On May 17, 2023, a lawsuit was filed against former Sam Bankman-Fried and other top FTX insiders concerning the Embed acquisition. On the same day, a separate lawsuit was filed seeking to claw back funds from Embed’s CEO Michael Giles and its shareholders, accusing FTX of paying a “wildly inflated” price of $220 million for the stock-trading platform.
Court documents filed in relation to the case provide a number of insights into the acquisition process and the concerns of some Embed employees. For instance, Embed’s Chief Technology Officer Laurence Beal expressed shock at the amount paid by FTX during a short meeting with Giles. In correspondence with another senior employee at Embed, Beal described due diligence process with a cowboy emoji. This suggests that there were concerns around the acquisition process and whether sufficient checks were carried out.
As part of the acquisition, FTX also paid Embed employees a total of $70 million in retention bonuses. The majority of that sum — $55 million — was paid to Giles, who later became concerned about how he would justify this amount to other employees. Between the day that Giles signed the acquisition agreement on June 10, 2022, and the closing of the acquisition on September 30, 2022, he was being paid a staggering $490,000 each day, assuming that he worked seven days every week. He was also awarded an additional $103 million when the deal closed, due to his standing as Embed’s largest shareholder.

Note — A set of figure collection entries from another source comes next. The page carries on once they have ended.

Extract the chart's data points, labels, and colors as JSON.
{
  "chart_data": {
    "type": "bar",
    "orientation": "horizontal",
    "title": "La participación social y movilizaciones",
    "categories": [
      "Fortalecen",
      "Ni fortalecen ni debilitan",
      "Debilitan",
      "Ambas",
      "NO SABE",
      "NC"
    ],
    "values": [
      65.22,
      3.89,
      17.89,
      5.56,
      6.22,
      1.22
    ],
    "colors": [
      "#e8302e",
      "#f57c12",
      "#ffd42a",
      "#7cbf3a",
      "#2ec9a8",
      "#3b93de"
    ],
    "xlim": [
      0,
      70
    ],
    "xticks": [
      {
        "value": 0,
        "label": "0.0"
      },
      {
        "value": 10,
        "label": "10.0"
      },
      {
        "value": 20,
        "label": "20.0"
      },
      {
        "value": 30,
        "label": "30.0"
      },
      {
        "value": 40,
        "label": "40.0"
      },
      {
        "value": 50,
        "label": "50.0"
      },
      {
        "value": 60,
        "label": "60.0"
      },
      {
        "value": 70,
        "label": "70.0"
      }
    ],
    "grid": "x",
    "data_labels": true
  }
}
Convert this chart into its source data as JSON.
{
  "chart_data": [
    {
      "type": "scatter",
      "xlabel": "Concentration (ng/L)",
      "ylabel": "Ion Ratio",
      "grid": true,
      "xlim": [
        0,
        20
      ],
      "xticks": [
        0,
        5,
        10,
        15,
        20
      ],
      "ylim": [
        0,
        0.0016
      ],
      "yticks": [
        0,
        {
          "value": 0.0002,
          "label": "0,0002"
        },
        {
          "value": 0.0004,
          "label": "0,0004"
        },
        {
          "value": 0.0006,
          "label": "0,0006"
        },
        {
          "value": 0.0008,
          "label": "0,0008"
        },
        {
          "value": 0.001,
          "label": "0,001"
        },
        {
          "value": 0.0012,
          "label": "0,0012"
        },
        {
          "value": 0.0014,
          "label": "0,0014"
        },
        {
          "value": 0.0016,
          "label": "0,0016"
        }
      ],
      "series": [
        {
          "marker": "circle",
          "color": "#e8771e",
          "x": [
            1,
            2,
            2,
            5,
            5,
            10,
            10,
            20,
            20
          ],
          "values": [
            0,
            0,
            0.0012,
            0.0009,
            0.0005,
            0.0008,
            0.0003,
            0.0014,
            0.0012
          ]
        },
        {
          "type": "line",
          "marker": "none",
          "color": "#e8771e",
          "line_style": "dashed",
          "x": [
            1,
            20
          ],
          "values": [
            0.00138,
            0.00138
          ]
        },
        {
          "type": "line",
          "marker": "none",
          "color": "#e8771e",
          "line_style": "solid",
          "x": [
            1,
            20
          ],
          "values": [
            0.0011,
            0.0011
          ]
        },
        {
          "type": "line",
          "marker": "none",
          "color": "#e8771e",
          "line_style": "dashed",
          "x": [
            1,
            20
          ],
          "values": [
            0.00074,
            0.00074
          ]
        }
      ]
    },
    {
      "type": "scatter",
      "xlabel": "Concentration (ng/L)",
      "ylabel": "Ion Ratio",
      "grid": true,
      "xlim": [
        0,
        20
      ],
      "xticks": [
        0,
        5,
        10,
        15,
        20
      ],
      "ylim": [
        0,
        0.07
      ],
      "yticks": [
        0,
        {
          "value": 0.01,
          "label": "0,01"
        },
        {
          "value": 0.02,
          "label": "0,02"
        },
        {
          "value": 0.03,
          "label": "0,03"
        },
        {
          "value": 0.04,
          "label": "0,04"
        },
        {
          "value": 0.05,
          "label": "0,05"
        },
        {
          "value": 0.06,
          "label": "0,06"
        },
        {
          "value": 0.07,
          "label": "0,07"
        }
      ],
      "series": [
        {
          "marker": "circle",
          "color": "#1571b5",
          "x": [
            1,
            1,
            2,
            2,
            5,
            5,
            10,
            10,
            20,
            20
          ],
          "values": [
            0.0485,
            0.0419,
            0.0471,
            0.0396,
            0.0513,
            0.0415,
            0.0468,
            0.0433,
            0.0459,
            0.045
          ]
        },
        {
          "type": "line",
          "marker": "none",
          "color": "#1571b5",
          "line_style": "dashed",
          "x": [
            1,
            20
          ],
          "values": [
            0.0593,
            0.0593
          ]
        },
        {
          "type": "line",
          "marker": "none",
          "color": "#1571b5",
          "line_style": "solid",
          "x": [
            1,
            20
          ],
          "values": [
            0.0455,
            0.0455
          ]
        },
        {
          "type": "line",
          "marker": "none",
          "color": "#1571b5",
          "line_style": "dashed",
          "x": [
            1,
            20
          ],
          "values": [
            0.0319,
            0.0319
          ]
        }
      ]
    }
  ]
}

This amount stands in stark contrast to Giles’ normal salary of $12,500 per month as Embed’s CEO. Despite a number of Embed employees being awarded retention payment agreements, Giles was the only one who was paid his full retention bonus on the closing date. The other employees were obligated to remain at Embed for two years if they wished to receive their full bonuses.
As a result of these disproportionate payouts to Embed insiders, FTX is now seeking to claw back $236.8 million from Giles and Embed executives as well as an additional $6.9 million from Embed’s smaller shareholders. In addition to this, lawyers have accused FTX insiders of taking “advantage of the FTX Group’s lack of controls and recordkeeping to perpetrate a massive fraud” by using misallocated funds to facilitate the purchase of Embed, while being fully aware that the company was insolvent when finalizing the deal.
FTX filed for Chapter 11 bankruptcy protection on Nov. 11, 2022. The firms’ new leadership — headed by bankruptcy attorney John Ray III — has been focused on clawing back funds to repay customers and creditors. More recently, FTX lawyers have considered a possible reboot of the exchange.